Anyway, at the end of the day, I received an optimal set of settings and my precision was around 63%. I think this was close to the maximum that I was able to get from classical methods and 1.5k dataset. While 63% for 25 classes sounds good from the machine learning perspective, it's quite bad for real-world usage. So, I decided to take a look into neural nets as a last chance.
Fast.ai comes into play.
So, I needed a fast way to check the performance of a neural-based model on the same task. While implementing a model from scratch using Tensorflow was the most viable option, I decided to run a fast test with fast.ai and their recent discovery of ULMFiT. Problem is — I needed a pretrained language model for Russian text, which isn’t available in fast.ai. After looking at fast.ai forums I discovered an ongoing effort to create a set of a language model for most languages. There was a thread for Russian language and a pre-trained model from a Russian Kaggler Pavel Pleskov, that he used to get a second place at Yandex competition.
From there it was mostly writing 20 lines of code and few hours of GPU training time to get to 70% precision. After a few more days of tuning hyperparameters, I get to 80% precision. Some tips:
- Use FocalLoss as a training goal.
- Have a pretrained language model, but finetune it on a non-labeled data available.
- Convert text to lowercase and make a token for uppercase, make a special token for pieces of obfuscated data.
- Put token of meta-class not only in the beginning but also at the end of the message.
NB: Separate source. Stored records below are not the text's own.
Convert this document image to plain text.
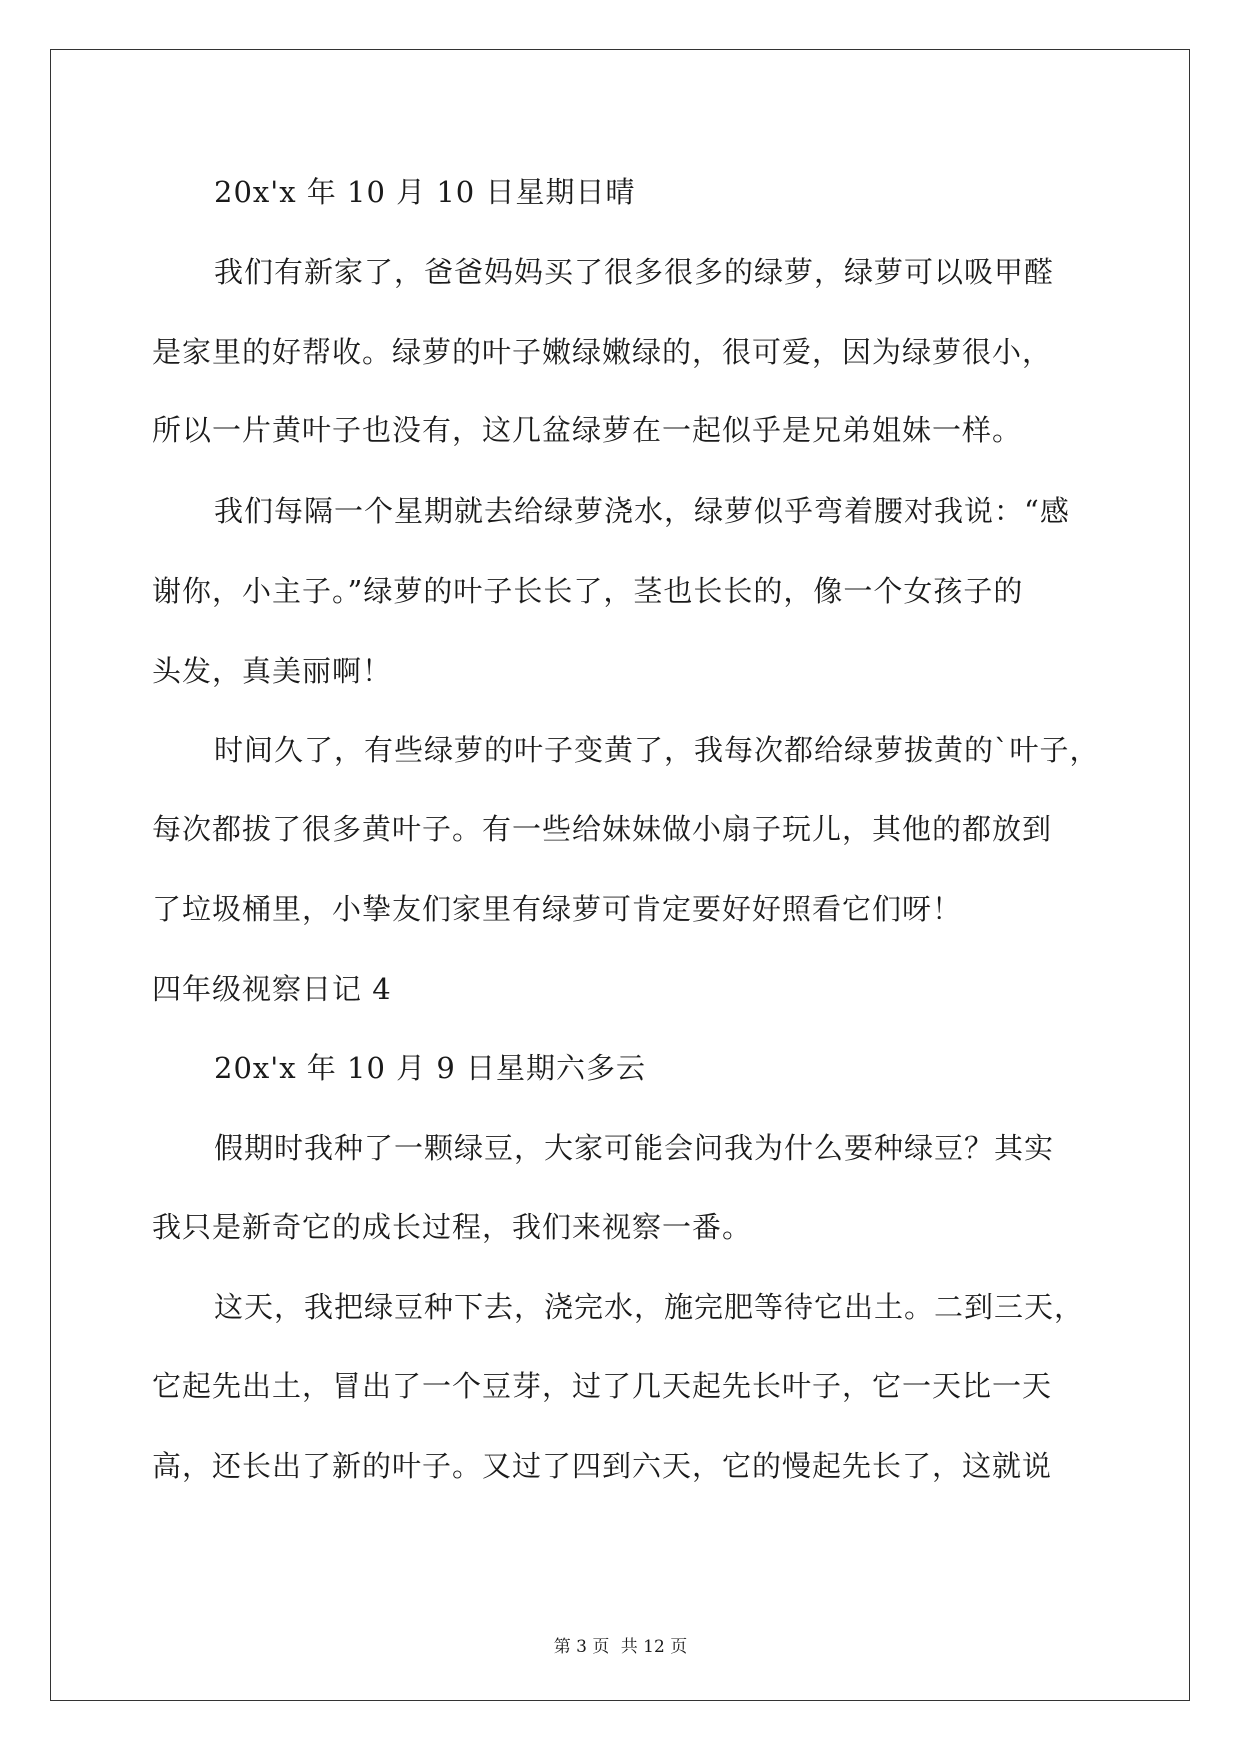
20x'x 年 10 月 10 日星期日晴
我们有新家了，爸爸妈妈买了很多很多的绿萝，绿萝可以吸甲醛
是家里的好帮收。绿萝的叶子嫩绿嫩绿的，很可爱，因为绿萝很小，
所以一片黄叶子也没有，这几盆绿萝在一起似乎是兄弟姐妹一样。
我们每隔一个星期就去给绿萝浇水，绿萝似乎弯着腰对我说：“感
谢你，小主子。”绿萝的叶子长长了，茎也长长的，像一个女孩子的
头发，真美丽啊！
时间久了，有些绿萝的叶子变黄了，我每次都给绿萝拔黄的`叶子，
每次都拔了很多黄叶子。有一些给妹妹做小扇子玩儿，其他的都放到
了垃圾桶里，小挚友们家里有绿萝可肯定要好好照看它们呀！
四年级视察日记 4
20x'x 年 10 月 9 日星期六多云
假期时我种了一颗绿豆，大家可能会问我为什么要种绿豆？其实
我只是新奇它的成长过程，我们来视察一番。
这天，我把绿豆种下去，浇完水，施完肥等待它出土。二到三天，
它起先出土，冒出了一个豆芽，过了几天起先长叶子，它一天比一天
高，还长出了新的叶子。又过了四到六天，它的慢起先长了，这就说
第 3 页 共 12 页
Ok, great. Should I convert the model into TensorFlow? Nope, I was lazy and decided to test model performance using native Fast.ai + Pytorch + Docker.
After running stress-tests in a single-core Docker container I was surprised to see less than 300 milliseconds response time for an average request and no crashes. What else did I need? Nothing.
Fast.ai showed that it is a perfect solution for fast and precise development of production ML systems.
The beauty of fast.ai + transfer learning is a pretty predictable result of retraining in terms of quality and speed. I’ve shared a script inside the docker container coping my final training notebook and providing a new model as an asset. I’ve run a few cycles of retraining and cross-validation and obtained highly repeatable results, so this is a simple way to deliver not only a model but a training script as well.
I can’t share the actual code and system configs, but I am ready to answer any questions.